Argentina, Brazil Abolish Dollar in Bilateral Trade

Thursday, September 11, 2008

The dollar begins to fall out of favour in Latin America.
Argentina and Brazil are the next 2 countries that reduce their exposure to Federal Reserve Notes (FRN). According to a report by mercopress.com,
Brazilian and Argentine presidents Lula da Silva and Cristina Fernandez de Kirchner signed on Monday an agreement which officially launches the use of their countries currencies for bilateral trade instead of the US dollar.
Both sides said that bilateral trade would save forex costs especially for smaller businesses. Bilateral trade between the two countries reached $25 billion in 2007 and is expected to soar another 20% to $30 billion this year. The agreement will be effective from October 1. Brazil sees the move as a first step towards more monetary cooperation in the Mercosur area that other countries could join as well.
"We’re giving a crucial step for a future regional monetary integration” said Lula da Silva during the official reception. "We are going to abolish the dollar as a currency in our trade" he added.

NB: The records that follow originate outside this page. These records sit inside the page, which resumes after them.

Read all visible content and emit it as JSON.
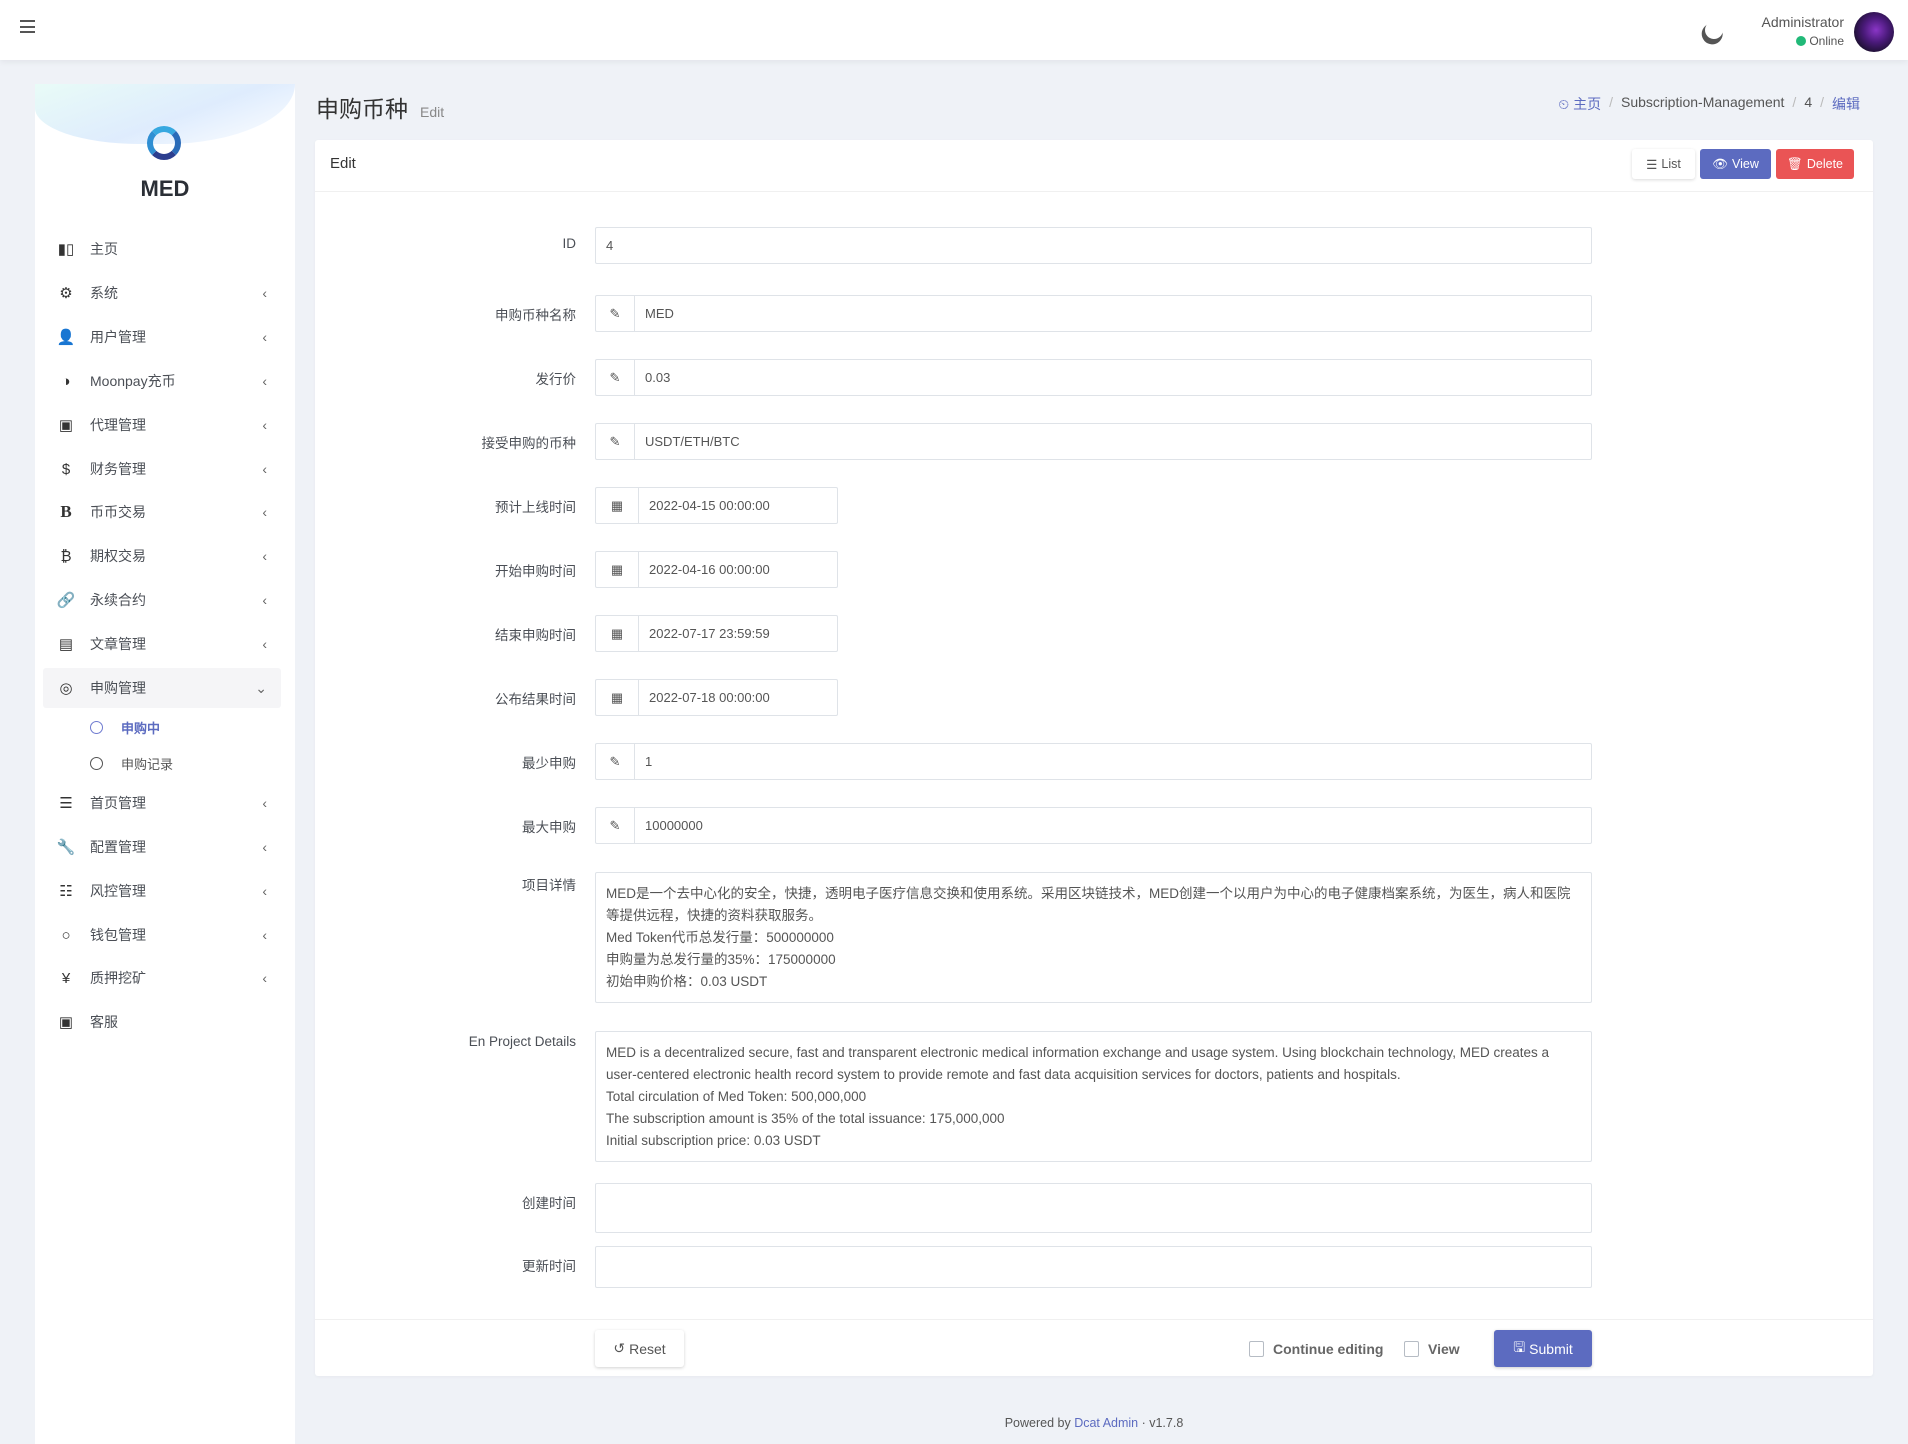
{
  "header": {
    "user_name": "Administrator",
    "status": "Online",
    "status_color": "#21b978"
  },
  "sidebar": {
    "brand": "MED",
    "items": [
      {
        "label": "主页",
        "icon": "bar-chart-icon",
        "expandable": false
      },
      {
        "label": "系统",
        "icon": "gear-icon",
        "expandable": true
      },
      {
        "label": "用户管理",
        "icon": "users-icon",
        "expandable": true
      },
      {
        "label": "Moonpay充币",
        "icon": "half-circle-icon",
        "expandable": true
      },
      {
        "label": "代理管理",
        "icon": "id-card-icon",
        "expandable": true
      },
      {
        "label": "财务管理",
        "icon": "dollar-icon",
        "expandable": true
      },
      {
        "label": "币币交易",
        "icon": "bold-b-icon",
        "expandable": true
      },
      {
        "label": "期权交易",
        "icon": "bitcoin-icon",
        "expandable": true
      },
      {
        "label": "永续合约",
        "icon": "link-icon",
        "expandable": true
      },
      {
        "label": "文章管理",
        "icon": "newspaper-icon",
        "expandable": true
      },
      {
        "label": "申购管理",
        "icon": "life-ring-icon",
        "expandable": true,
        "open": true
      }
    ],
    "subitems": [
      {
        "label": "申购中",
        "active": true
      },
      {
        "label": "申购记录",
        "active": false
      }
    ],
    "items_after": [
      {
        "label": "首页管理",
        "icon": "bars-icon",
        "expandable": true
      },
      {
        "label": "配置管理",
        "icon": "wrench-icon",
        "expandable": true
      },
      {
        "label": "风控管理",
        "icon": "outdent-icon",
        "expandable": true
      },
      {
        "label": "钱包管理",
        "icon": "circle-icon",
        "expandable": true
      },
      {
        "label": "质押挖矿",
        "icon": "yen-icon",
        "expandable": true
      },
      {
        "label": "客服",
        "icon": "id-card-icon",
        "expandable": false
      }
    ]
  },
  "page": {
    "title": "申购币种",
    "subtitle": "Edit"
  },
  "breadcrumb": {
    "home": "主页",
    "section": "Subscription-Management",
    "id": "4",
    "current": "编辑"
  },
  "card": {
    "title": "Edit",
    "list": "List",
    "view": "View",
    "delete": "Delete"
  },
  "form": {
    "id": {
      "label": "ID",
      "value": "4"
    },
    "name": {
      "label": "申购币种名称",
      "value": "MED"
    },
    "price": {
      "label": "发行价",
      "value": "0.03"
    },
    "accepted": {
      "label": "接受申购的币种",
      "value": "USDT/ETH/BTC"
    },
    "launch_time": {
      "label": "预计上线时间",
      "value": "2022-04-15 00:00:00"
    },
    "start_time": {
      "label": "开始申购时间",
      "value": "2022-04-16 00:00:00"
    },
    "end_time": {
      "label": "结束申购时间",
      "value": "2022-07-17 23:59:59"
    },
    "result_time": {
      "label": "公布结果时间",
      "value": "2022-07-18 00:00:00"
    },
    "min": {
      "label": "最少申购",
      "value": "1"
    },
    "max": {
      "label": "最大申购",
      "value": "10000000"
    },
    "details": {
      "label": "项目详情",
      "value": "MED是一个去中心化的安全，快捷，透明电子医疗信息交换和使用系统。采用区块链技术，MED创建一个以用户为中心的电子健康档案系统，为医生，病人和医院等提供远程，快捷的资料获取服务。\nMed Token代币总发行量：500000000\n申购量为总发行量的35%：175000000\n初始申购价格：0.03 USDT"
    },
    "en_details": {
      "label": "En Project Details",
      "value": "MED is a decentralized secure, fast and transparent electronic medical information exchange and usage system. Using blockchain technology, MED creates a user-centered electronic health record system to provide remote and fast data acquisition services for doctors, patients and hospitals.\nTotal circulation of Med Token: 500,000,000\nThe subscription amount is 35% of the total issuance: 175,000,000\nInitial subscription price: 0.03 USDT"
    },
    "created": {
      "label": "创建时间",
      "value": ""
    },
    "updated": {
      "label": "更新时间",
      "value": ""
    }
  },
  "footer_actions": {
    "reset": "Reset",
    "continue_editing": "Continue editing",
    "view": "View",
    "submit": "Submit"
  },
  "footer": {
    "powered": "Powered by",
    "brand": "Dcat Admin",
    "version": "v1.7.8"
  },
  "colors": {
    "primary": "#5c6bc0",
    "danger": "#ea5455"
  }
}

Lula da Silva pointed out that he wanted Brazil and Argentina's trade balance to be more balanced. Argentina had a 2.7 billion US dollars trade deficit with its larger neighbor Brazil in the first half of the year.

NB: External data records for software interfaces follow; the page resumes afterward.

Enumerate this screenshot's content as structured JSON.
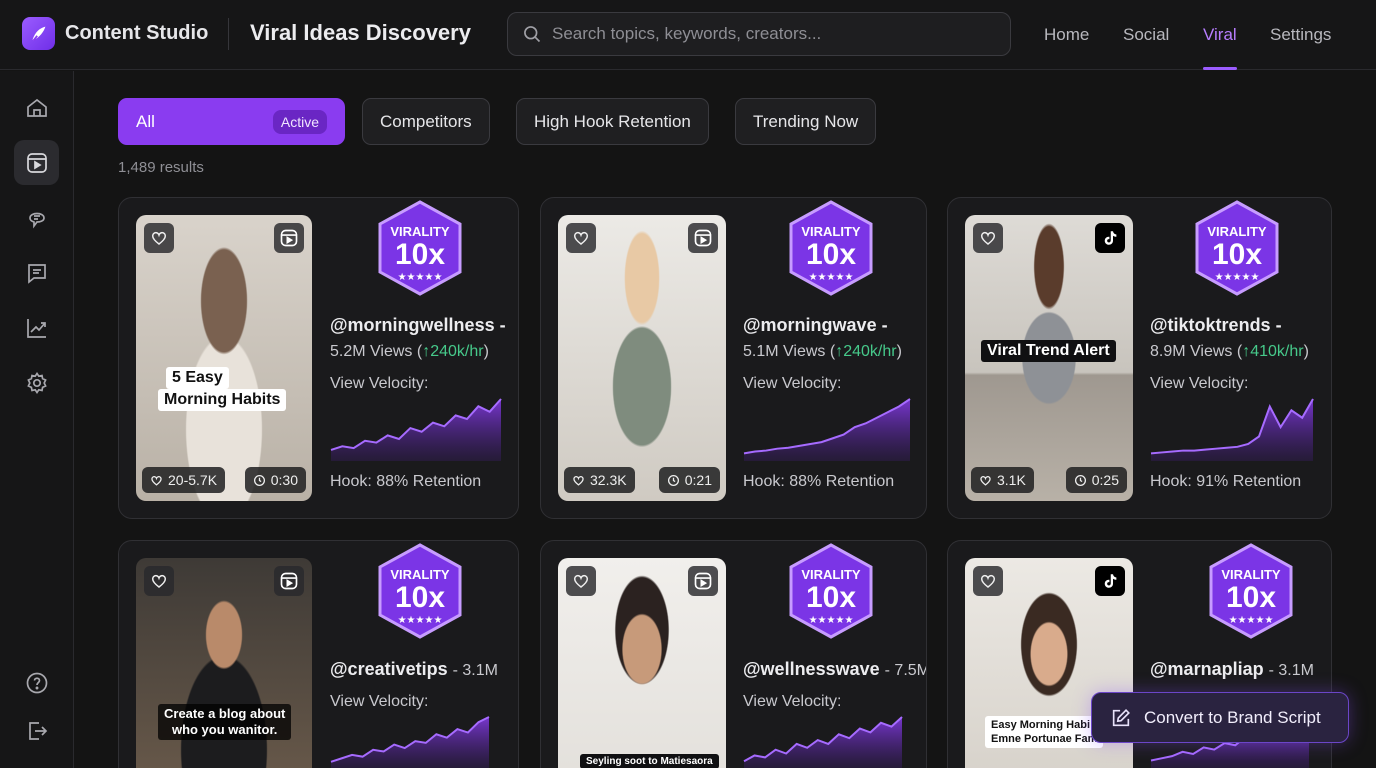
{
  "app": {
    "name": "Content Studio",
    "page_title": "Viral Ideas Discovery"
  },
  "search": {
    "placeholder": "Search topics, keywords, creators..."
  },
  "nav": [
    {
      "label": "Home",
      "active": false
    },
    {
      "label": "Social",
      "active": false
    },
    {
      "label": "Viral",
      "active": true
    },
    {
      "label": "Settings",
      "active": false
    }
  ],
  "sidebar": {
    "items": [
      {
        "icon": "home-icon"
      },
      {
        "icon": "video-library-icon",
        "active": true
      },
      {
        "icon": "ideas-icon"
      },
      {
        "icon": "messages-icon"
      },
      {
        "icon": "analytics-icon"
      },
      {
        "icon": "settings-icon"
      }
    ],
    "bottom": [
      {
        "icon": "help-icon"
      },
      {
        "icon": "logout-icon"
      }
    ]
  },
  "filters": [
    {
      "label": "All",
      "badge": "Active",
      "active": true
    },
    {
      "label": "Competitors"
    },
    {
      "label": "High Hook Retention"
    },
    {
      "label": "Trending Now"
    }
  ],
  "results": "1,489 results",
  "badge": {
    "top": "VIRALITY",
    "value": "10x"
  },
  "velocity_label": "View Velocity:",
  "cards": [
    {
      "platform": "reels",
      "handle": "@morningwellness -",
      "views": "5.2M Views (",
      "rate": "↑240k/hr",
      "close": ")",
      "likes": "20-5.7K",
      "duration": "0:30",
      "caption": [
        "5 Easy",
        "Morning Habits"
      ],
      "hook": "Hook: 88% Retention",
      "velocity": [
        10,
        14,
        12,
        20,
        18,
        26,
        22,
        34,
        30,
        40,
        36,
        48,
        44,
        58,
        52,
        66
      ]
    },
    {
      "platform": "reels",
      "handle": "@morningwave -",
      "views": "5.1M Views (",
      "rate": "↑240k/hr",
      "close": ")",
      "likes": "32.3K",
      "duration": "0:21",
      "caption": [],
      "hook": "Hook: 88% Retention",
      "velocity": [
        6,
        8,
        9,
        11,
        12,
        14,
        16,
        18,
        22,
        26,
        34,
        38,
        44,
        50,
        56,
        64
      ]
    },
    {
      "platform": "tiktok",
      "handle": "@tiktoktrends -",
      "views": "8.9M Views (",
      "rate": "↑410k/hr",
      "close": ")",
      "likes": "3.1K",
      "duration": "0:25",
      "caption": [
        "Viral Trend Alert"
      ],
      "hook": "Hook: 91% Retention",
      "velocity": [
        6,
        7,
        8,
        9,
        9,
        10,
        11,
        12,
        13,
        16,
        24,
        56,
        34,
        52,
        44,
        64
      ]
    },
    {
      "platform": "reels",
      "handle": "@creativetips",
      "views": "- 3.1M",
      "caption": [
        "Create a blog about",
        "who you wanitor."
      ],
      "velocity": [
        6,
        10,
        14,
        12,
        20,
        18,
        26,
        22,
        30,
        28,
        38,
        34,
        44,
        40,
        52,
        58
      ]
    },
    {
      "platform": "reels",
      "handle": "@wellnesswave",
      "views": "- 7.5M",
      "caption": [
        "Seyling soot to Matiesaora"
      ],
      "velocity": [
        6,
        12,
        10,
        18,
        14,
        24,
        20,
        28,
        24,
        34,
        30,
        40,
        36,
        46,
        42,
        52
      ]
    },
    {
      "platform": "tiktok",
      "handle": "@marnapliap",
      "views": "- 3.1M",
      "caption": [
        "Easy Morning Habi",
        "Emne Portunae Fam"
      ],
      "velocity": [
        6,
        8,
        10,
        14,
        12,
        18,
        16,
        22,
        20,
        28,
        26,
        34,
        30,
        40,
        38,
        46
      ]
    }
  ],
  "cta": {
    "label": "Convert to Brand Script"
  }
}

"The trade balance should be a two-way street," he said. "There has to be certain balance: one can have a small difference, one year a trade deficit and the next a surplus."
Brazil’s Central Bank said in a release that it had signed with the Argentine Central Bank an accord which establishes the rules for the Local Currencies Payments System, SML between the senior members of Mercosur.
Brazil Raises Basic Rate
On Thursday the Brazilian Monetary Policy Committee (Copom) of the Central Bank (BC) raised the base interest rate (Selic) by 0.75 percentage point, from 13% to 13.75% a year. This is the fourth consecutive hike in Selic and the highest is almost two years.

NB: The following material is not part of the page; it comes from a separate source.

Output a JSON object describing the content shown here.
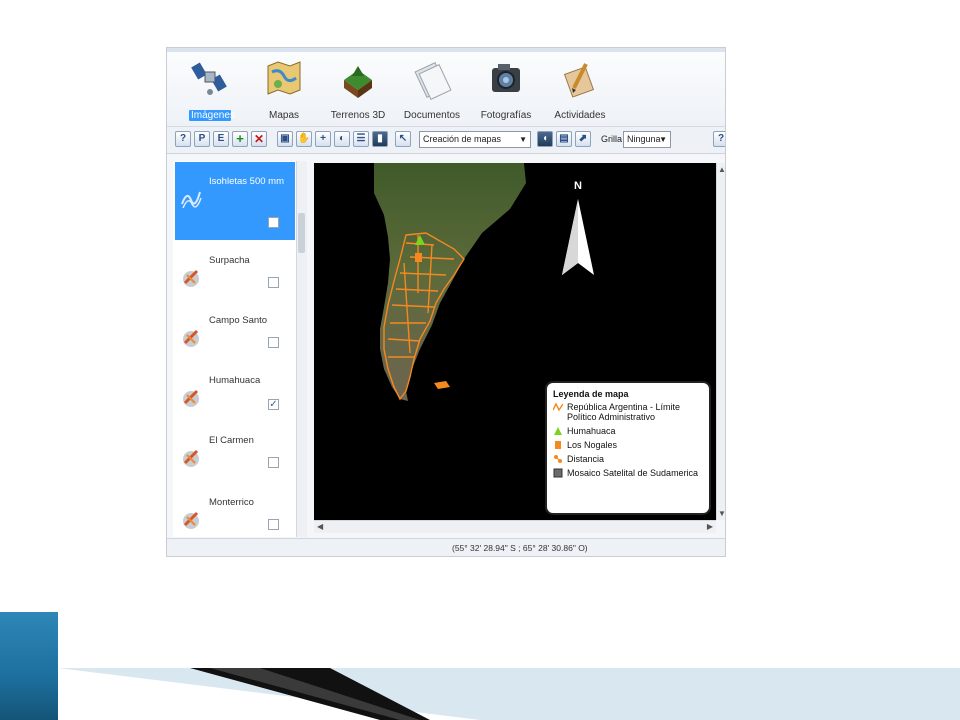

The Copom vote apparently was 5-3. Dissenters favored a 0.50 percentage points increase. In a statement the Central Bank said it was raising rates “to promote the conversion of the inflation to the target trajectory in a timely fashion”.
Even with falling commodity prices that pushed inflation lower in August to 6.17% from a three-year high of 6.37%, the orthodox central bank seems intent in insuring demand growth does not outpace supply and keeps to the original inflation target of 4.5% for 2008. Concerns were heightened when earlier data showed the economy expanded at 6.1% in the second quarter.
The Copom after raising the Selic rate by a larger-than-expected 0.75 percentage point in the previous meeting July 23 used the same language to express their goal of bringing inflation back to its target in a “timely fashion”.
A central bank survey of 100 economists anticipates the Selic rate will further increase to 14.75% by the end of the year.